Trainer in Akademien zwingen oft das Training für die Position des Lateralen vor. Das ist schwer, weil die Kinder noch nicht über die notwendige Physik verfügen. Anstatt die Linie «Lateral — universeller Spieler» zu verfolgen, lehren kluge Trainer zunächst den Verteidiger zu verteidigen und den Mittelfeldspieler zu attackieren. Erst nach 16 Jahren, wenn der körperliche Potenzial klar wird, werden die stärksten in Lateralen umgeschult. In Russland gibt es damit noch Probleme: viele junge Fußballspieler sind nicht bereit für diese Menge an Arbeit und verbrennen sich bis 22 Jahren aus.

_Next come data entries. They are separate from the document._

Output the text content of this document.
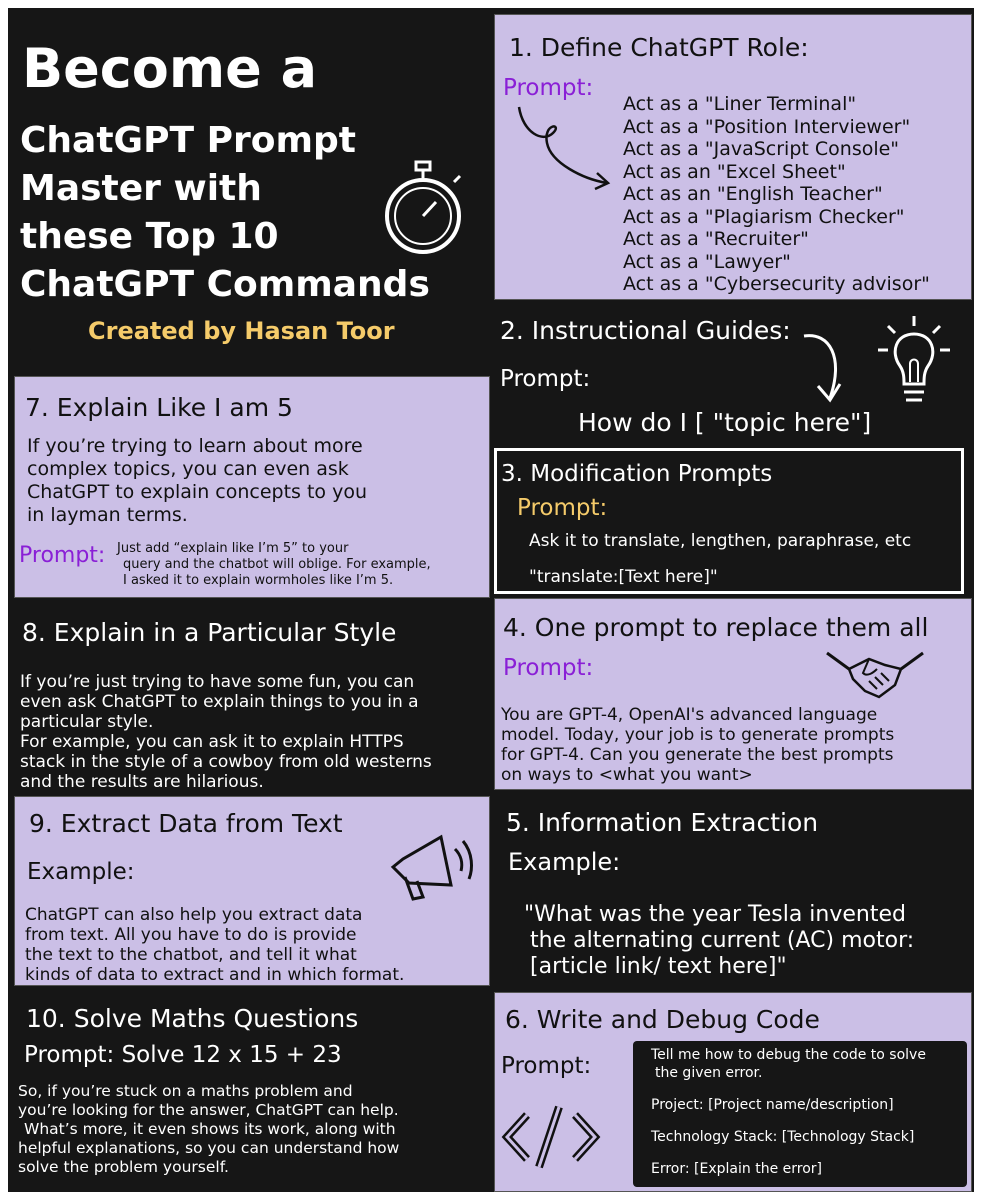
Become a
ChatGPT Prompt
Master with
these Top 10
ChatGPT Commands
Created by Hasan Toor
1. Define ChatGPT Role:
Prompt:
Act as a "Liner Terminal"
Act as a "Position Interviewer"
Act as a "JavaScript Console"
Act as an "Excel Sheet"
Act as an "English Teacher"
Act as a "Plagiarism Checker"
Act as a "Recruiter"
Act as a "Lawyer"
Act as a "Cybersecurity advisor"
2. Instructional Guides:
Prompt:
How do I [ "topic here"]
3. Modification Prompts
Prompt:
Ask it to translate, lengthen, paraphrase, etc
"translate:[Text here]"
7. Explain Like I am 5
If you’re trying to learn about more
complex topics, you can even ask
ChatGPT to explain concepts to you
in layman terms.
Prompt: Just add “explain like I’m 5” to your
query and the chatbot will oblige. For example,
I asked it to explain wormholes like I’m 5.
8. Explain in a Particular Style
If you’re just trying to have some fun, you can
even ask ChatGPT to explain things to you in a
particular style.
For example, you can ask it to explain HTTPS
stack in the style of a cowboy from old westerns
and the results are hilarious.
4. One prompt to replace them all
Prompt:
You are GPT-4, OpenAI's advanced language
model. Today, your job is to generate prompts
for GPT-4. Can you generate the best prompts
on ways to <what you want>
9. Extract Data from Text
Example:
ChatGPT can also help you extract data
from text. All you have to do is provide
the text to the chatbot, and tell it what
kinds of data to extract and in which format.
5. Information Extraction
Example:
"What was the year Tesla invented
the alternating current (AC) motor:
[article link/ text here]"
10. Solve Maths Questions
Prompt: Solve 12 x 15 + 23
So, if you’re stuck on a maths problem and
you’re looking for the answer, ChatGPT can help.
What’s more, it even shows its work, along with
helpful explanations, so you can understand how
solve the problem yourself.
6. Write and Debug Code
Prompt:	Tell me how to debug the code to solve
the given error.
Project: [Project name/description]
Technology Stack: [Technology Stack]
Error: [Explain the error]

Ein Lateral ist nicht nur ein taktischer Trend, sondern eine Antwort auf die Zunahme der Intensität des Spiels. Fußball wird schneller und Spieler, die die gesamte Außenbahn schließen können, sind wertvoll. Spitzenklubs zahlen Millionen für Lateralen und die Nachfrage nach ihnen nimmt nicht ab. Sogar in der klassischen Formation 4-3-3 spielen Fullbacke immer häufiger wie Lateralen (denken Sie an Trent Alexander-Arnold oder João Cancelo).
Die Position ist also ernst und wird für immer bleiben. Daher sollte jeder junge Fußballspieler, der sich als gefragt machen möchte, sich auf der Außenbahn ausprobieren — vielleicht genau in der Rolle des universellen Lateralen.